The original patent, 'Cationic amphiphilic polymers for codelivery of hydrophobic agents and nucleic acids,' disclosed a formulation for codelivery of hydrophobic agents and nucleic acids. However, the original patent's polymers may have limited solubility in water and binding affinity with nucleic acids, resulting in inefficient delivery. The new inventive concept addresses these limitations by introducing improved polymers synthesized using controlled radical polymerization methods, modified to have higher cationic charge density, and optimized for targeted delivery.

The enhanced cationic amphiphilic polymers are synthesized using controlled radical polymerization methods, such as living radical polymerization, to achieve improved solubility in water. The polymers are modified to have a higher cationic charge density, resulting in improved binding affinity with nucleic acids. The system for codelivery comprises these enhanced polymers, a hydrophobic agent, and a nucleic acid. The method for preparing the formulation involves mixing the polymers with the hydrophobic agent and nucleic acid, and optimizing the formulation for targeted delivery to specific cells or tissues using a ligand-mediated delivery approach. A kit for codelivery is also provided, comprising the enhanced polymers, a hydrophobic agent, and a nucleic acid, designed for use in a specific disease treatment.

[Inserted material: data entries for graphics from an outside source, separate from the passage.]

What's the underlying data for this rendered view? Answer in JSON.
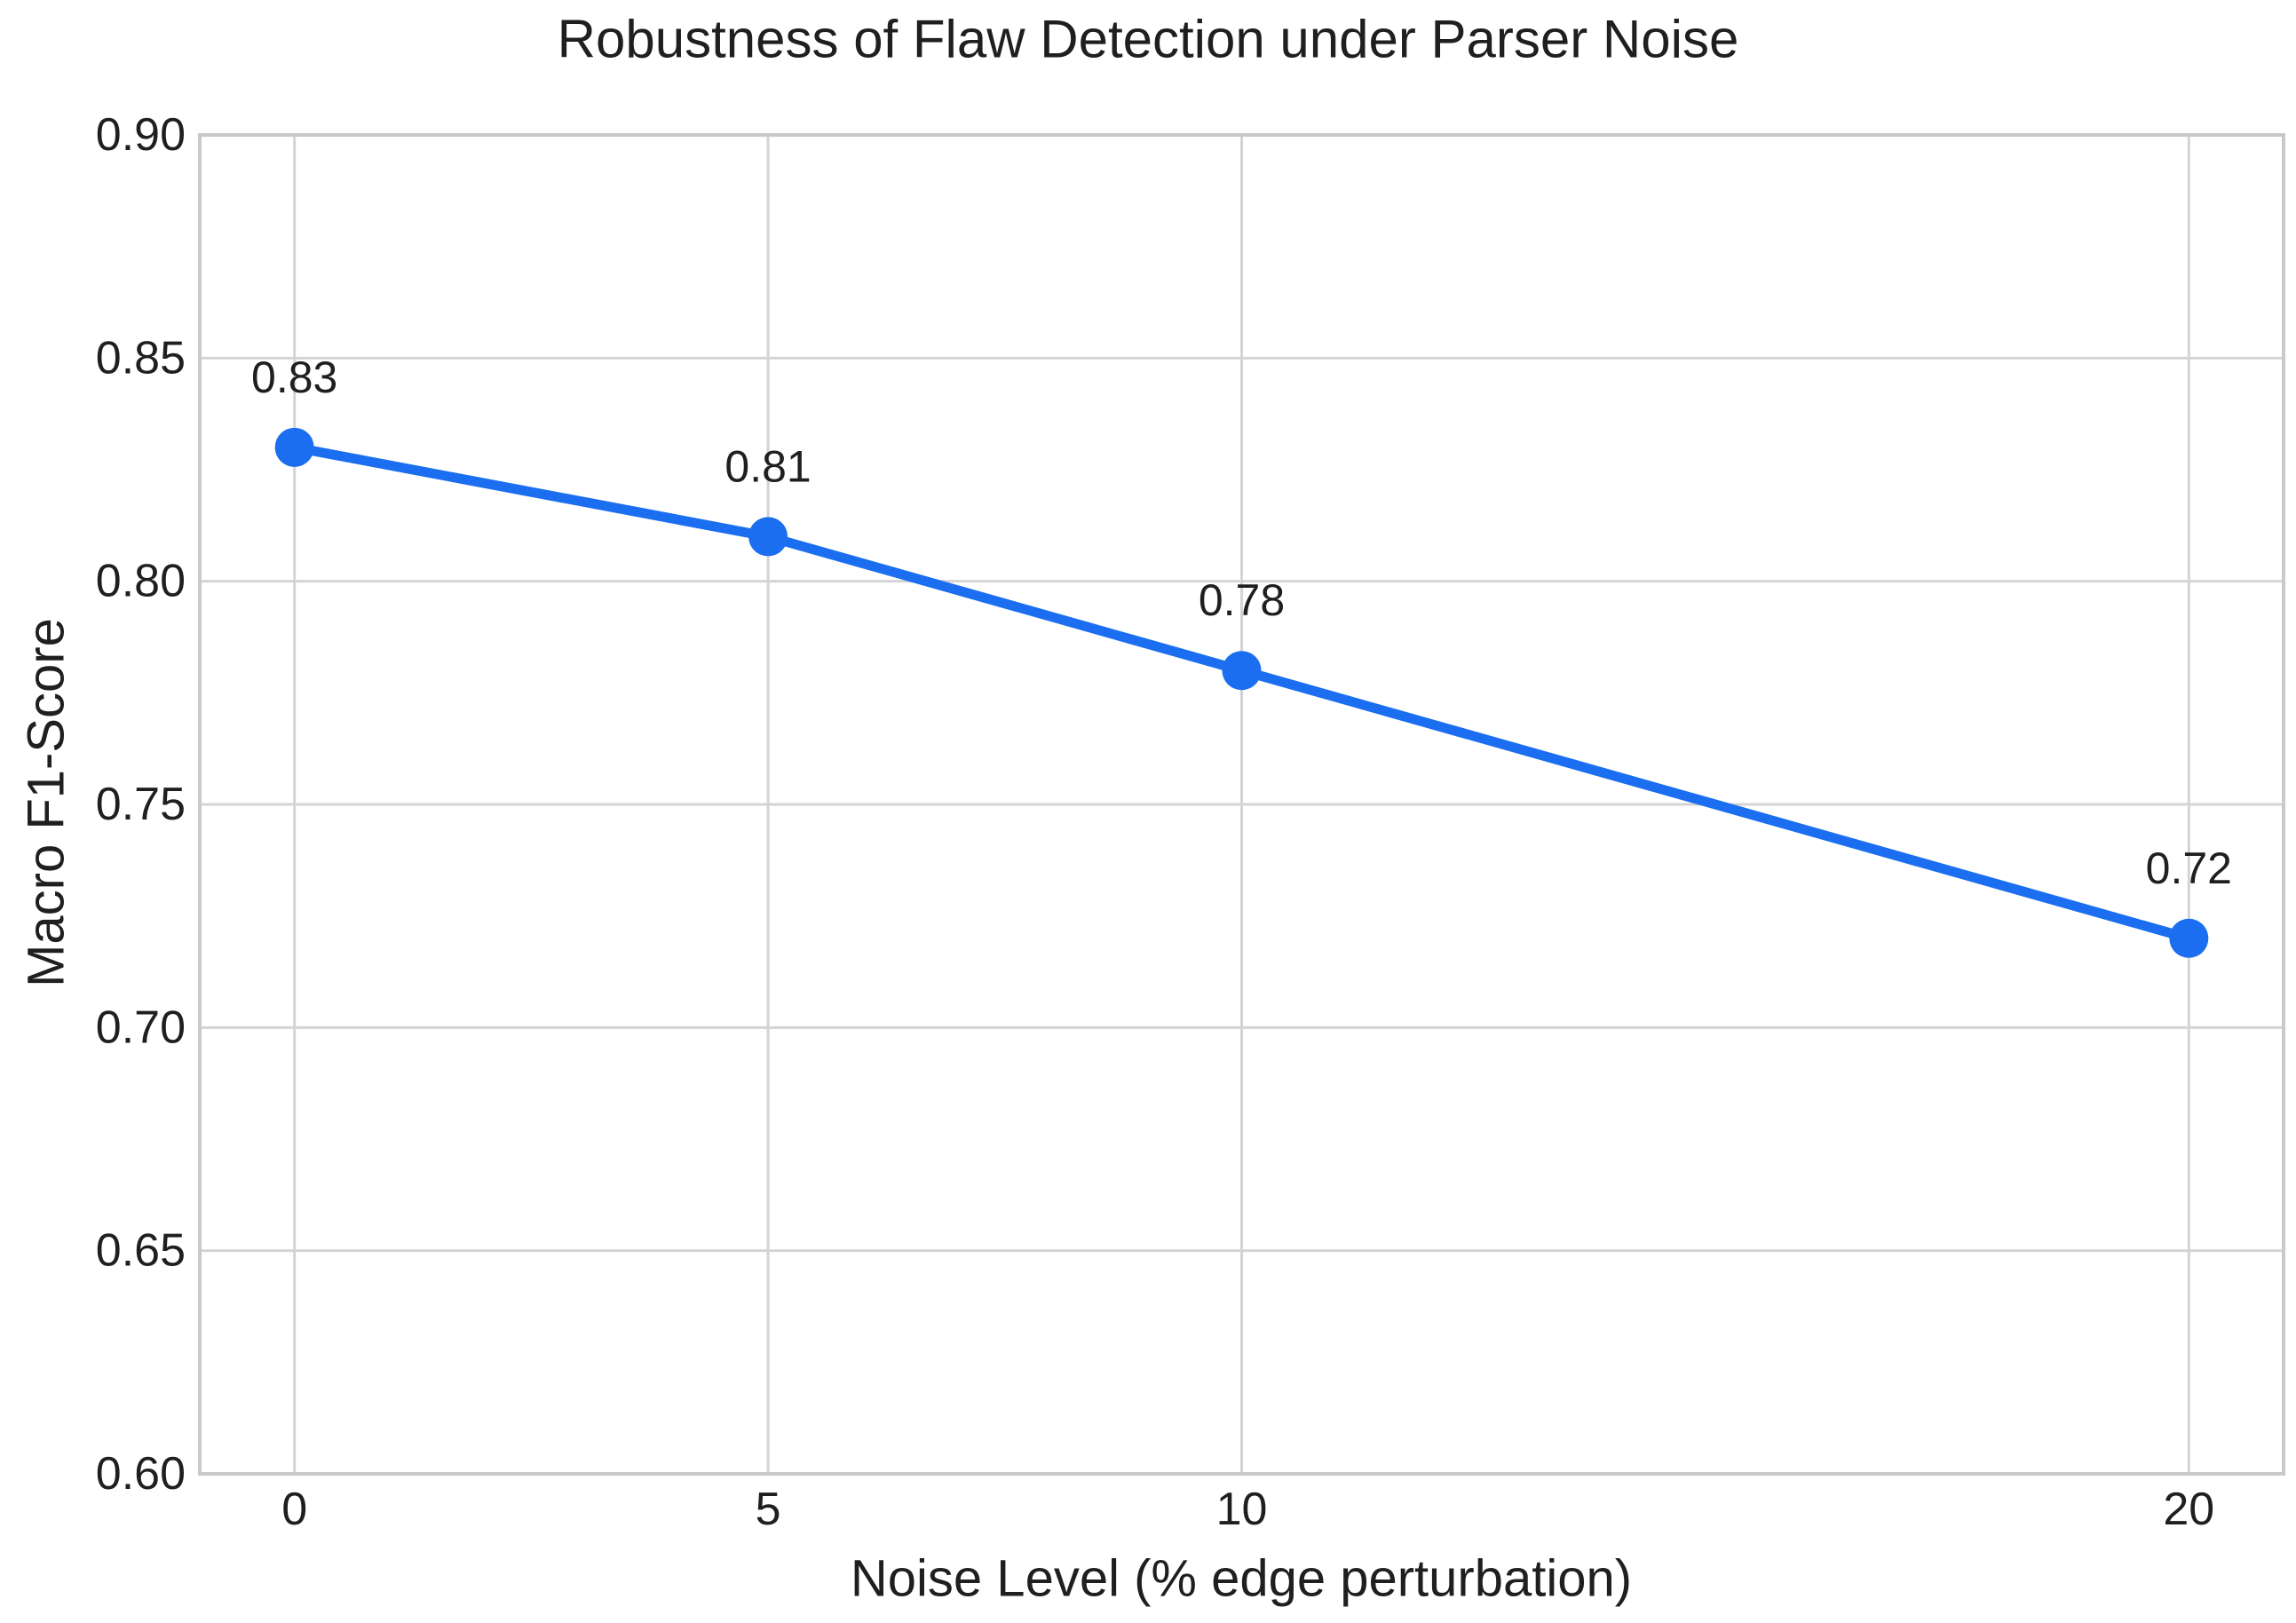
{
  "figure": {
    "title": "Robustness of Flaw Detection under Parser Noise"
  },
  "chart_data": {
    "type": "line",
    "title": "Robustness of Flaw Detection under Parser Noise",
    "xlabel": "Noise Level (% edge perturbation)",
    "ylabel": "Macro F1-Score",
    "x": [
      0,
      5,
      10,
      20
    ],
    "y": [
      0.83,
      0.81,
      0.78,
      0.72
    ],
    "series": [
      {
        "name": "Macro F1-Score",
        "x": [
          0,
          5,
          10,
          20
        ],
        "values": [
          0.83,
          0.81,
          0.78,
          0.72
        ]
      }
    ],
    "point_labels": [
      "0.83",
      "0.81",
      "0.78",
      "0.72"
    ],
    "x_ticks": [
      0,
      5,
      10,
      20
    ],
    "x_tick_labels": [
      "0",
      "5",
      "10",
      "20"
    ],
    "y_ticks": [
      0.6,
      0.65,
      0.7,
      0.75,
      0.8,
      0.85,
      0.9
    ],
    "y_tick_labels": [
      "0.60",
      "0.65",
      "0.70",
      "0.75",
      "0.80",
      "0.85",
      "0.90"
    ],
    "xlim": [
      -1,
      21
    ],
    "ylim": [
      0.6,
      0.9
    ],
    "grid": true,
    "legend_position": "none",
    "colors": {
      "line": "#1b6ef0",
      "marker": "#1b6ef0",
      "grid": "#d4d4d4",
      "spine": "#c9c9c9",
      "text": "#1f1f1f",
      "background": "#ffffff"
    }
  }
}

The new claims introduce several novel features, including the use of controlled radical polymerization methods to synthesize polymers with improved solubility, modification of polymers to have higher cationic charge density, and optimization of the formulation for targeted delivery. These features are non-obvious compared to the original patent and provide a significant improvement in the efficiency of codelivery.

Alternative embodiments of the inventive concept may include the use of different controlled radical polymerization methods, such as atom transfer radical polymerization or reversible addition-fragmentation chain transfer polymerization. Variations of the polymers may include different types of cationic groups, such as quaternary ammonium or phosphonium groups, or different types of nucleic acids, such as siRNA or microRNA.

The enhanced cationic amphiphilic polymers have significant commercial potential in the field of gene therapy and targeted drug delivery. The market for gene therapy is rapidly growing, and the inventive concept's ability to efficiently codeliver hydrophobic agents and nucleic acids could provide a competitive advantage in this market.